One of the obstacles to council pension funds selling tobacco stocks is a legal argument that trustees are obliged to prioritise the need to maximise investment returns over anything else.

But guidance issued by the Department for Communities and Local Government said trustees did have some room for manoeuvre.

“Although schemes should make the pursuit of a financial return their predominant concern, they may also take purely non-financial considerations into account provided that doing so would not involve significant risk of financial detriment to the scheme and where they have good reason to think that scheme members would support their decision.”

Deborah Arnott, chief executive of the health charity Ash (Action on Smoking and Health), said this left the door open for selling tobacco stocks.

“Historically, investment in tobacco was seen as safe, promising good returns, but increasingly fund managers are realising investing in tobacco is neither acceptable nor sustainable,” she said.

“Local authority pension funds have a legal duty to get the best deal for their pensioners, but if big investment funds like Axa can disinvest then surely local authorities, which have a legal duty to promote the health of local people, can do the same.”

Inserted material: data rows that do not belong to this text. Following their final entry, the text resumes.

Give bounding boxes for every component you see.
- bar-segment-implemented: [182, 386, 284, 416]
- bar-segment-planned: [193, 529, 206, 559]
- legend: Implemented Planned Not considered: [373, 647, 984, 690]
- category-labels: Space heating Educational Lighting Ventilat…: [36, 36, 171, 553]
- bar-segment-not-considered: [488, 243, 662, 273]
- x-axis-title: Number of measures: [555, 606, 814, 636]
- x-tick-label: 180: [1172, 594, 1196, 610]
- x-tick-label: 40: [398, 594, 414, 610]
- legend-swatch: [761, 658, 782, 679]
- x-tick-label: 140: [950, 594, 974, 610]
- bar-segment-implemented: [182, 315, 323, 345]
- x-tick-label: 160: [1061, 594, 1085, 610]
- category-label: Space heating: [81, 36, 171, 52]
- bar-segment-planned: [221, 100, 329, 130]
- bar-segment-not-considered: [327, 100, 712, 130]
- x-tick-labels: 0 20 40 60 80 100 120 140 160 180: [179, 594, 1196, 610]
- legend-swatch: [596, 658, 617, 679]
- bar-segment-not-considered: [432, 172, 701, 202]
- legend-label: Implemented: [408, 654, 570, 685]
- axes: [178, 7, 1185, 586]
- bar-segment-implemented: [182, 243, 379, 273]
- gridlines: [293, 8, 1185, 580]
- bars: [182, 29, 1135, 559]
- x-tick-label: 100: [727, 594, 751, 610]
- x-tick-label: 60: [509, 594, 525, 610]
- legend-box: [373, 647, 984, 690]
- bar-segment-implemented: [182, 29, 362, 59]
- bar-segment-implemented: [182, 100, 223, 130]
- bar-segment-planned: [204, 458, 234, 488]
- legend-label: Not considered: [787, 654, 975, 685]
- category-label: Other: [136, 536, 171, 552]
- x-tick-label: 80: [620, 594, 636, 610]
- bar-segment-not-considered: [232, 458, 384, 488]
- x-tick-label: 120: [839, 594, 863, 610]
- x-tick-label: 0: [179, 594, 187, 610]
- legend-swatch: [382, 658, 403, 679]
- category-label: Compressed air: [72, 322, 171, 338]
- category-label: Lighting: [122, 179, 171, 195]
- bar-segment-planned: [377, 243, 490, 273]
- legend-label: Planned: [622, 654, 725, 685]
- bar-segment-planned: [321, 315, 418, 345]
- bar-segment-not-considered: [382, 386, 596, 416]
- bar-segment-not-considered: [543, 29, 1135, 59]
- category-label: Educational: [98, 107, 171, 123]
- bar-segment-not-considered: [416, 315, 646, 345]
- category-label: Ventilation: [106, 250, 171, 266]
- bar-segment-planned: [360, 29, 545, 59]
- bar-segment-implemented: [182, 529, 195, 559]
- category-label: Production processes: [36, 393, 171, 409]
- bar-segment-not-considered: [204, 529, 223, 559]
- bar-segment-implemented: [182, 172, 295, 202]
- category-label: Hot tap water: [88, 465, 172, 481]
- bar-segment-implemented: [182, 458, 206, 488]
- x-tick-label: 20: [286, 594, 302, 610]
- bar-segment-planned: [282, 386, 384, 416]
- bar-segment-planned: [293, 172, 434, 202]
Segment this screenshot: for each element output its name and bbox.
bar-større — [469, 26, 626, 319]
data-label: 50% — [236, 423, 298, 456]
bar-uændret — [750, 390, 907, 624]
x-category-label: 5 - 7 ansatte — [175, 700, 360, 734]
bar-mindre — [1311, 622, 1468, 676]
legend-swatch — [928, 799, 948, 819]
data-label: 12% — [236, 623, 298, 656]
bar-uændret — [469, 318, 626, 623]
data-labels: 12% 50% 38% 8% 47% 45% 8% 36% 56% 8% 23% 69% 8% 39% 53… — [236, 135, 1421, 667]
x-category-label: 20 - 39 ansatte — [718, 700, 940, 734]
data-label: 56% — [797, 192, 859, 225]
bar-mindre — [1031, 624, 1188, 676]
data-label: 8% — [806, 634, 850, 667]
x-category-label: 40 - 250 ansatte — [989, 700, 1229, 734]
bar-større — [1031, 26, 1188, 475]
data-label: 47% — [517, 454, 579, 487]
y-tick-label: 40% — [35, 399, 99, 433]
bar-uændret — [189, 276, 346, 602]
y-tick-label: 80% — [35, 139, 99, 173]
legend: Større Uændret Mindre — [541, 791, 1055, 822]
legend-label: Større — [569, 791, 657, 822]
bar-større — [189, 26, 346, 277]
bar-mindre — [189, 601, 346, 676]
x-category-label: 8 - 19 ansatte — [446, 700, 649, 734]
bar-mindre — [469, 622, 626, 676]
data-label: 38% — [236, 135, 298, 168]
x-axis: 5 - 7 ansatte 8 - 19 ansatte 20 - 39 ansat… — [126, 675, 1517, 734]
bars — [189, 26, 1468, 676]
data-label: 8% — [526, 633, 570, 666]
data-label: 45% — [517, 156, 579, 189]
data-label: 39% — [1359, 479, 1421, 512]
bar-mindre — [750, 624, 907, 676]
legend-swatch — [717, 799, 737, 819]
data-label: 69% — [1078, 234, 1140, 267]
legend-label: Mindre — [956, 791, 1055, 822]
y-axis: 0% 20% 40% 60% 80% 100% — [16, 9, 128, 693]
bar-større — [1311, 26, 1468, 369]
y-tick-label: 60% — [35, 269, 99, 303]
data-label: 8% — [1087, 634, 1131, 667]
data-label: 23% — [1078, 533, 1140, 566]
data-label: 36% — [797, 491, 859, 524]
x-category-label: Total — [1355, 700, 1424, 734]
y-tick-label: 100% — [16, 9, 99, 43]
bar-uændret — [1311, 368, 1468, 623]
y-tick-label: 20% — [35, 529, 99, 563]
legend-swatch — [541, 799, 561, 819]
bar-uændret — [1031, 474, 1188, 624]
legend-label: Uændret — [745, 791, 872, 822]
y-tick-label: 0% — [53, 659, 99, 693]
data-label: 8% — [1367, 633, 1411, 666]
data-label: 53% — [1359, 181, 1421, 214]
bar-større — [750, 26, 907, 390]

Dr Bronwyn King, an oncologist who was instrumental in persuading Axa to drop its tobacco investments, said local governments should give serious thought to divesting, particularly given the cost to the public purse of smoking-related illness.

“We call on all government-related pension funds and sovereign wealth funds to look again at their policy,” she said.

“The health sector across the world is unified on tobacco but that alone won’t be enough. If the finance sector continues to invest in tobacco and strives to profit from it, we’re working against each other.”

The statement by investors calling for tighter tobacco control was issued at a conference in Paris to mark the annual no-tobacco day, started by the World Health Organization. WHO has estimated that tobacco claims more than 7 million lives each year.

Thomas Buberl, chief executive of Axa, was among the speakers at the event, a year on from the company’s decision to sell all its tobacco stakes.

“As the Axa group strives to be a partner in society, it is clear that action must be taken to combat the enormous human costs of tobacco,” said Buberl.

“I am convinced we must work together if we want to bring about change. Therefore, we are very proud to be working with other major financial actors and key stakeholders in support of governments to take action on tobacco control.”